Balilla Böhmermann zieht in den Türkenkrieg
Im gleichen Verhältnis wie Francis zu Yvan steht der nächste Gymnasiast zum Erstgenannten. Der echte rechte knallharte Neofaschist sei sein Freund Yvan gewesen, er hingegen hätte eigentlich nur hier und da sympathisiert – aber v.a. aktiv Spaß und Sinn aus dem sowieso ewigen Kriegsspiel ziehen wollen, so klang das bei Francis. Bei Balilla Böh geht das Lied folgendermaßen: „Ich bin dioch nicht auf Augenhöhe mit der mächtigsten Frau Europas oder Welt und auch nicht mit einem Staatspräsidenten“, lamentiert er zur Kritik, wohl austeilen, nicht aber einstecken zu können, sondern lediglich „der kleine Junge auf der Straße, der oben die Leute mit Steinen beschmeißt.“ Es geht, wir ahnen es, um die Folgen seines „Schmähgedicht“ genannten rassistischen Auswurfs gegen die Türken im Allgemeinen und R.T.Erdogan im Besonderen, den J.BÖHMERMANN im Fernsehformat aus der selbstsicheren Deckung seiner gymnasialen Medienblase im Arsch der politischen Publicity ausgespuckt hat. Nicht viele haben jemals gewusst, wie dieses Gedicht im Ganzen lautet, nichtmal alle Bundestagsabgeordneten, die über abzuschaffende Staatschefsbeleidigungsparagraphen zu debattieren und abzustimmen hatten – bis der Abgeordnete Seif zum hysterischen Entsetzen gerade der bündnisgrünen Meistgeiferer selbiges im Plenum ungekürzt zum Vortrag gab. Auf solche Weise wird jedem noch mitdenkenden Menschen unabweislich klar, dass Böhmermanns Werk nichts als ein gereimter Schwall Fäkalien ist, das zu keiner Zeile über den beleidigend ressentimentgeladenen Horizont des großschnäuzigen Neospießers hinauskommt, so voll steckt es nicht nur mit Rassismen (von denen sich der „Ziegenficker“ bis heute im Salon gehalten hat, mittlerweile kam auch wieder der ‚Neger‘ dazu und die AfD in den Reichstag), sondern auch Sexismen und Homophobien („dieser Mann ist schwul, pervers, verlaust und zoophil“) – bis heute nachzulesen in den Bundestagsprotokollen zur Sitzung vom 12.5.2016.

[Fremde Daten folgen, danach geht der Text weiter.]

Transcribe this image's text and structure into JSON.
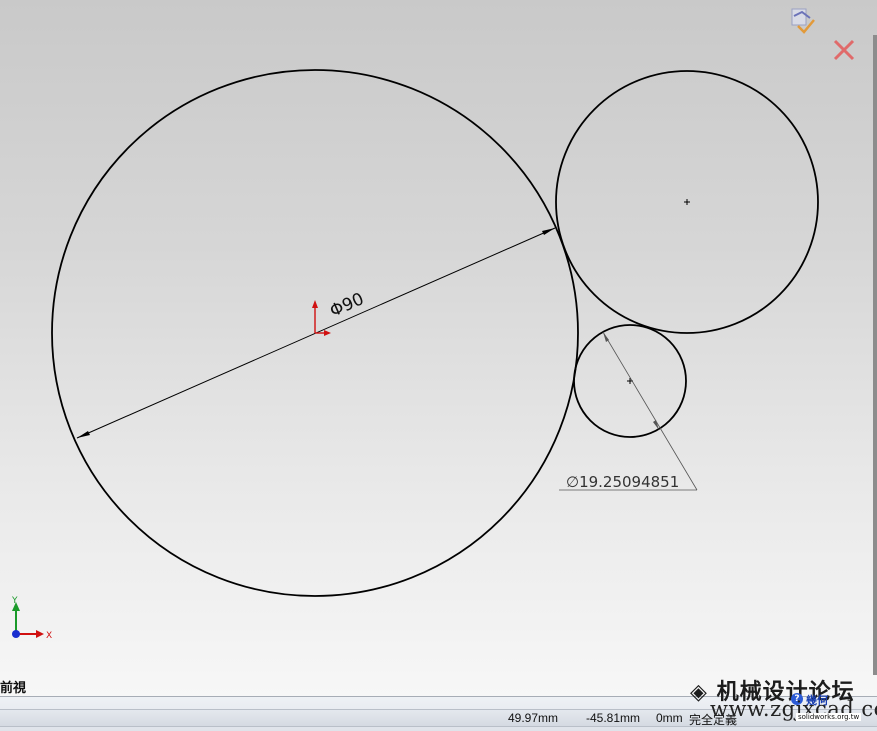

Da stehen dann auch die affigen Einwürfe gegen Seifs Vorlesung für alle Zeiten niedergeschrieben: „Aus dem Kontext gerissen!“ etwa, sowas kann bei einer ungekürzten Lesung auch nur noch einem von der SPD einfallen. Eine führende Grüne versucht es mit „Gesamtkonstruktion Satire“ und wettert: „Wir dürfen uns von einem Ausländer nicht vorschreiben lassen, was bei uns im Land Satire ist.“ Genau, und wenn die Künast dafür von jemandem ‚Faschofotze‘ genannt würde, wäre das keine strafwürdige Beleidigung, sondern irgendwie politisch-satirisch und daher okay (falls es von einem Inländer gesagt wurde). „Kinderpornoguckerin“ geht aber erst ab Staatsoberhauptebene, vor der eigenen Tür ganz leicht -für allerdings Heldenmütige- zu verifizieren, damit wir uns da bloß nicht richtig verstehen. Es gab sogar Tiefflieger im Land der Dichter und Denker, die sich nicht entblödeten, so eine mistschmeißende Schrumpelklöte mit Tucholsky-Zitaten in Schutz zu nehmen, von wegen was die Satire dürfe („alles“) oder „küsst die Faschisten, wo ihr sie trefft“. Keine Ahnung von Satire zwar, von Tucholsky nicht und von Kontext ebensowenig. Aber Meinung, und die kolossal! Dabei hatte der Meister zu solchen oberkellnernden Medienwellenreitern ganz was anderes zu sagen und dies am Beispiel des Dichterkollegen Bronnen auch längst getan – dazu müssten die Plappermäulchen aber Tucholskys Werke kennen oder wenigstens im Register nachschlagen können.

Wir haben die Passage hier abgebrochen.